My columns ranting against prohibition are as impotent as Custom’s border protection.

I am committed to repeatedly doing the same task and expecting the same result; which doesn’t seem the converse of insanity but the saying, like prohibition, never did make sense......The full article is published HERE

Damien Grant is an Auckland business owner, a member of the Taxpayers’ Union and a regular opinion contributor for Stuff, writing from a libertarian perspective

7 comments:

Basil Walker said...

Time for the PM to gain some credibility. Forget speeches on Paris, Carbon, Tariffs, Economy and maori mates . Focus on DRUG supply that is ruining more lives than anything else .
Supply or resupply of Methamphetamine in NZ should mean death by whatever means the supplier chooses , hanging , drowning or poison. Their choice .
No decent NZer needs to have to do the job but they have to go.

Anonymous said...

agreed. Death penalty is the only answer

Anonymous said...

For the “we need death penalty” “only thing that will work” people you need a reality check.
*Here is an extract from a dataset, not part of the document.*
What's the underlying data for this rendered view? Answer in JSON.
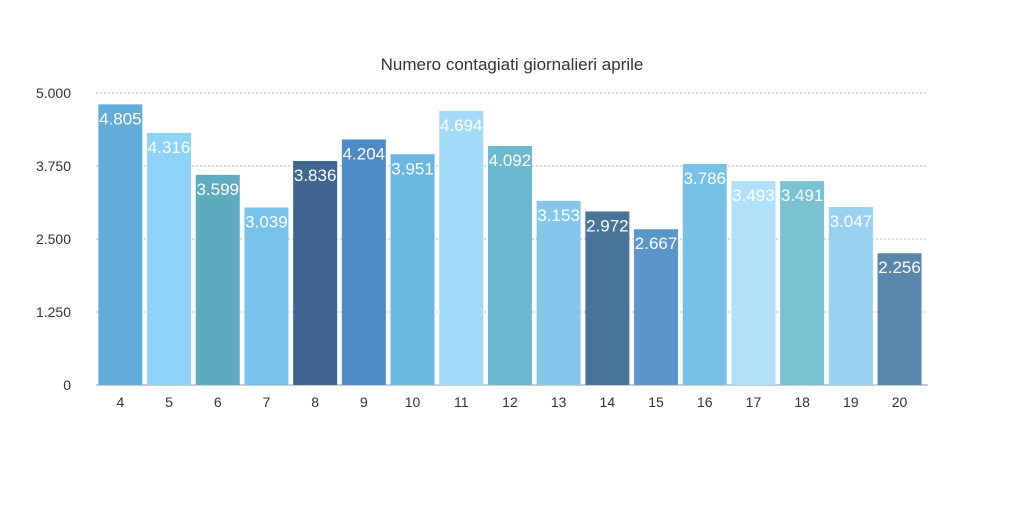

We aren’t the only humans on earth inhabiting one little island. There are other humans who have tried similar things.

The result is constant and predictable. The drug market goes further underground & the drug trade becomes more violent, a lot more violent. If you’re already facing death, what’s a few murders to tie up loose ends.

Oh and the drugs are just as available, just now with a side serving of murder 🤦‍♂️

Anonymous said...

There is a meme I am amused by that goes “the libertarianism leaving my body when I smell weed in public” and I really identify with this feeling. I want every adult to be free to do whatever that adult wants to do that doesn’t harm another person. But that’s an ideology, not a basis for government. Unfortunately the ferals and sociopaths who dwell amongst us will make these pipe dreams impossible.
Maybe Finland or Norway from 50 years ago could have been libertarian but they sacrificed their culture on the altar of “progress”.
I fear a free society is in our rear view and we look forward to anarcho-tyranny: a system where the ferals will smoke their drugs and play their speakers loudly in public while the rest of us get arrested or ticketed for the minor infractions dreamed up by the bureaucracy. Legalise meth, criminalise building a deck. Blah.

Anonymous said...

Worked in Singapore once a cesspit of drugs and violence. Obviously you have not experienced losing beautiful vital young members of your family to this cruel dehumanizing drug. Death occurs regularly in NZ because of this drug. Children are left with strangers to grow up in uncaring hateful environments because of this drug. So as I said you don't know the effects of this drug . It's monetary value can only be made uncertain if the consequences of selling importing and manufacturing it are met with an accurate penalty.

Anonymous said...

Where i work i see the harm meth and other drugs do. Legalise it no. Death penalty for traders yes

Anonymous said...

Under the 'guilty if accused unless you can prove your innocence' basis for Proceeds of Crime legislation, the government profits handsomely from ensuring there's plenty of profits from drugs to plunder.